Por RICARDO EASTMAN DE LA CUESTA
Popayán
El Nuevo Siglo.
Bogotá. Colombia.
REGRESAR a Popayán es uno de los privilegios de la vida. Cuna de grandes hombres, con prosapia y estirpe. Ciudad blanca, metro a metro llena de tradición. Embrujada por los ancestros. Con calles, puentes y faroles que la acercan al ensueño y ayudan a recordar la historia nacional, protagonizada en mucha parte por sus mejores hijos.
Lugar sin clima: con saco va bien, en camisa también.
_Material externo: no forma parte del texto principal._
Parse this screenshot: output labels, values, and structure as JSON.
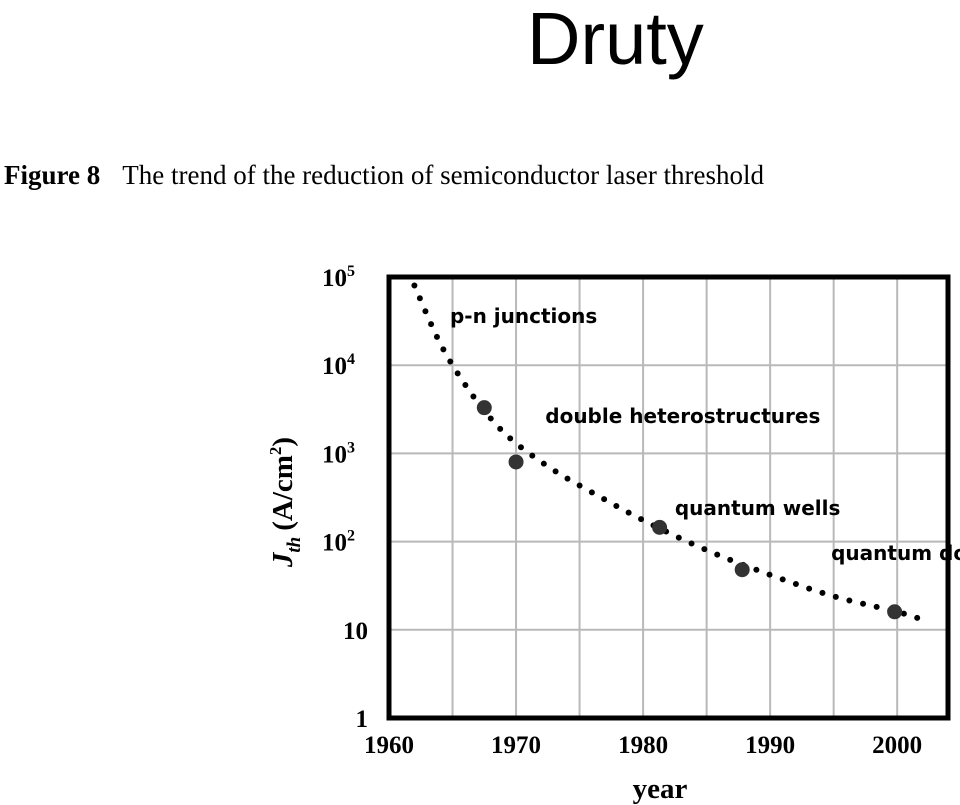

Su armónico paisaje, algo averiado hoy, lo describe Guido Enríquez: es la hermosa combinación entre la montaña, el valle, la colina, el río, el cielo y las nubes. Remanso para encontrar la tranquilidad, los pocos siquiatras que se arriesgan a servir desde allí fracasan pronto. ¡Qué ayuda podríamos requerir en ese oasis de serenidad! La siesta, la gran costumbre española que desaparece con el crecimiento de las ciudades, es obligatoria. Entre doce y dos de la tarde se desocupan las vías y las oficinas, y todos a dormir. Qué mejor manera de vivir.Pero alrededor del casco histórico crece una ciudad distinta. Un fenómeno particular, que en lo general semeja al caso de Cartagena: rica, mundana y romántica en la parte amurallada y carente y explosiva en la barriada que la rodea. Atrevida cuando es turística, agresiva cuando vive su propia realidad. Popayán es un crisol de mestizos, indígenas y negros. Sin el turismo sexual que desdice del “corralito de piedra”. Una mezcla que en otras épocas hubiera existido doblegada como servidumbre del “blancaje” local. Una urbe entre moderna y reflejo de la pobreza de sus habitantes. Casas de ladrillo a la vista, siempre sin terminar, centros comerciales que irritan los recuerdos bucólicos de los viejos estudiantes de la Universidad del Cauca.Lugares de música guasca y concurridos asaderos que desplazaron a los tamales y a las empanadas de pipián, difíciles de encontrar para el visitante ocasional.Hay que llegar a Popayán en Semana Santa. La ciudad vibra y vive como nunca. Aplaza la siesta y aumenta la fiesta. Peca y reza, para empatar. Sus extraordinarias procesiones y toda la parafernalia cultural que enriquece la religiosa celebración son más que poderoso imán para locales y extraños. Pero para completo el contento hay que recuperar todo el departamento.
Que tiene muchas zonas de una pobreza que estremece, todavía con amenazas reales de la guerrilla. Territorios en conflicto por acción de la subversión, los narcotraficantes y el desencanto de los indígenas con el gobierno. Además, hay que llevar el progreso y el desarrollo a su costa Pacífica, lugar reconocido por las carencias y el atraso. Es deber facilitar la vida en la provincia caucana y así impedir el desplazamiento hacia Popayán, una tragedia social para esa capital. Los “patojos” no pueden retroceder, ni para tomar impulso. Y la llegada de tanta pobreza no crea la riqueza que pudiera compartirse si cada colombiano vive y progresa en su patria chica.